Les travaux sont dirigés par la directrice générale
adjointe de la direction nationale de la géologie et des mines, Mme Goundiam
Awa Karambé. Y participent plusieurs personnalités dont le spécialiste
principal de la gouvernance du secteur minier de la Banque mondiale, Tahirou
Kalam et le coordinateur du PGSM, Hamara Touré.
Cet atelier fait partie d’une série de
formations couvrant deux thématiques. La première est intitulée : «revue
des technologies appliquées à l’exploration minière et leur application au Mali».
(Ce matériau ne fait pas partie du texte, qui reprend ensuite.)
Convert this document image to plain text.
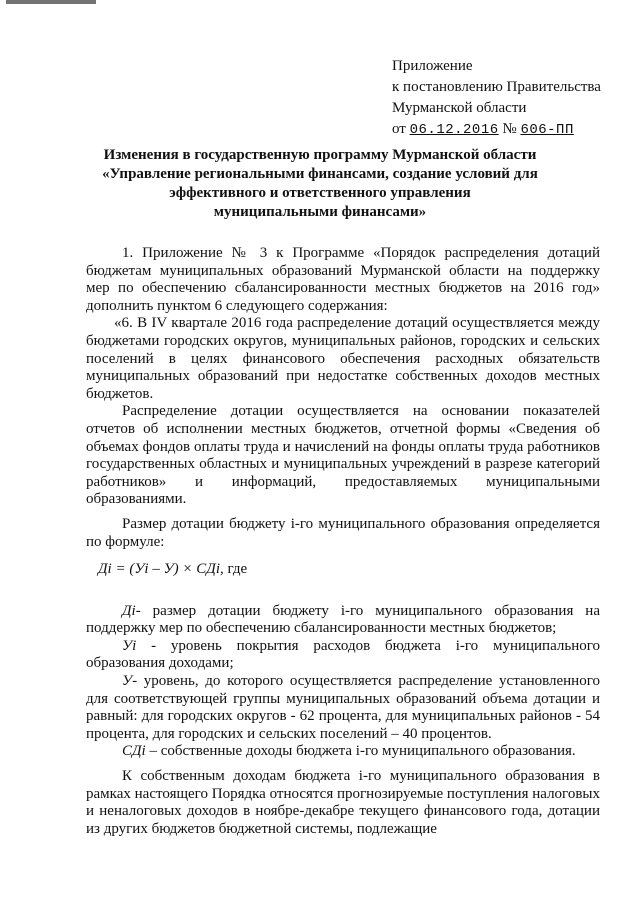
Приложение
к постановлению Правительства
Мурманской области
от 06.12.2016 № 606-ПП
Изменения в государственную программу Мурманской области
«Управление региональными финансами, создание условий для
эффективного и ответственного управления
муниципальными финансами»

1. Приложение № 3 к Программе «Порядок распределения дотаций бюджетам муниципальных образований Мурманской области на поддержку мер по обеспечению сбалансированности местных бюджетов на 2016 год» дополнить пунктом 6 следующего содержания:

«6. В IV квартале 2016 года распределение дотаций осуществляется между бюджетами городских округов, муниципальных районов, городских и сельских поселений в целях финансового обеспечения расходных обязательств муниципальных образований при недостатке собственных доходов местных бюджетов.

Распределение дотации осуществляется на основании показателей отчетов об исполнении местных бюджетов, отчетной формы «Сведения об объемах фондов оплаты труда и начислений на фонды оплаты труда работников государственных областных и муниципальных учреждений в разрезе категорий работников» и информаций, предоставляемых муниципальными образованиями.

Размер дотации бюджету i-го муниципального образования определяется по формуле:

Дi = (Уi – У) × СДi, где

Дi- размер дотации бюджету i-го муниципального образования на поддержку мер по обеспечению сбалансированности местных бюджетов;

Уi - уровень покрытия расходов бюджета i-го муниципального образования доходами;

У- уровень, до которого осуществляется распределение установленного для соответствующей группы муниципальных образований объема дотации и равный: для городских округов - 62 процента, для муниципальных районов - 54 процента, для городских и сельских поселений – 40 процентов.

СДi – собственные доходы бюджета i-го муниципального образования.

К собственным доходам бюджета i-го муниципального образования в рамках настоящего Порядка относятся прогнозируемые поступления налоговых и неналоговых доходов в ноябре-декабре текущего финансового года, дотации из других бюджетов бюджетной системы, подлежащие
Elle permettra de présenter les concepts et méthodes de prospection géologiques
récentes basées sur les nouvelles technologies, plus précisément l’utilisation
de l’intelligence artificielle dans l’exploration minière. Et la deuxième, qui
porte sur le «cadastre minier et l’importance des systèmes de gestion des données»,
offre l’opportunité aux participants d’approfondir leur compréhension sur les
techniques d’évaluation économique des actifs miniers à toutes les phases du
cycle de vie d’un projet minier.
Pour le spécialiste du secteur des mines de la
Banque mondiale, l’exploitation minière est devenue un facteur important de la
résilience et de croissance économique du Mali. Par exemple, au titre de l’année
2022, le secteur a contribué à une hauteur substantielle de 9.2% au Produit intérieur
brut (PIB) et de 763 milliards de Fcfa en termes de revenus au budget national.
Tahirou Kalam a fait remarquer que grâce en partie à la croissance soutenue du
secteur minier, le Mali a pu faire face aux chocs défavorables issus des différentes
crises économiques de ces dernières années. Il a réaffirmé l’engagement du
Groupe de la Banque mondiale à accompagner le Mali dans sa volonté de faire du
secteur minier un moteur de croissance durable inclusive.
Le Projet de gouvernance du secteur minier est
une initiative du gouvernement du Mali. Il est financé par la Banque mondiale
et placé sous la tutelle institutionnelle du ministère en charge des
Mines, a rappelé le coordinateur du
Projet. Hamara Touré précisera que le Projet a aussi plusieurs volets liés à la
géoscience, aux arrangements institutionnels, aux aspects liés à la
gouvernance, la transparence, la traçabilité du secteur minier mais aussi tout
ce qui concerne les femmes et les jeunes dans le cadre de leur autonomisation.
Pour la générale adjointe de la direction
nationale de la géologie et des mines, Mme Goundiam Awa Karambé, cette série
d’atelier est un grand tournant dans la mise en œuvre du PGSM. Ainsi, a-t-elle
exhorté les participants à être assidus et à faire montre d’une participation
effective au cours de cette formation.
Il faut rappeler que le PGSM a démarré en octobre 2019 pour appuyer le Mali dans l’amélioration de la gouvernance du secteur des mines. Consciente de l’importance des mines pour le Mali, la Banque mondiale, à travers le projet de gouvernance minière, apporte une assistance institutionnelle pour doter les acteurs nationaux des connaissances indispensables à la consolidation des acquis du secteur minier.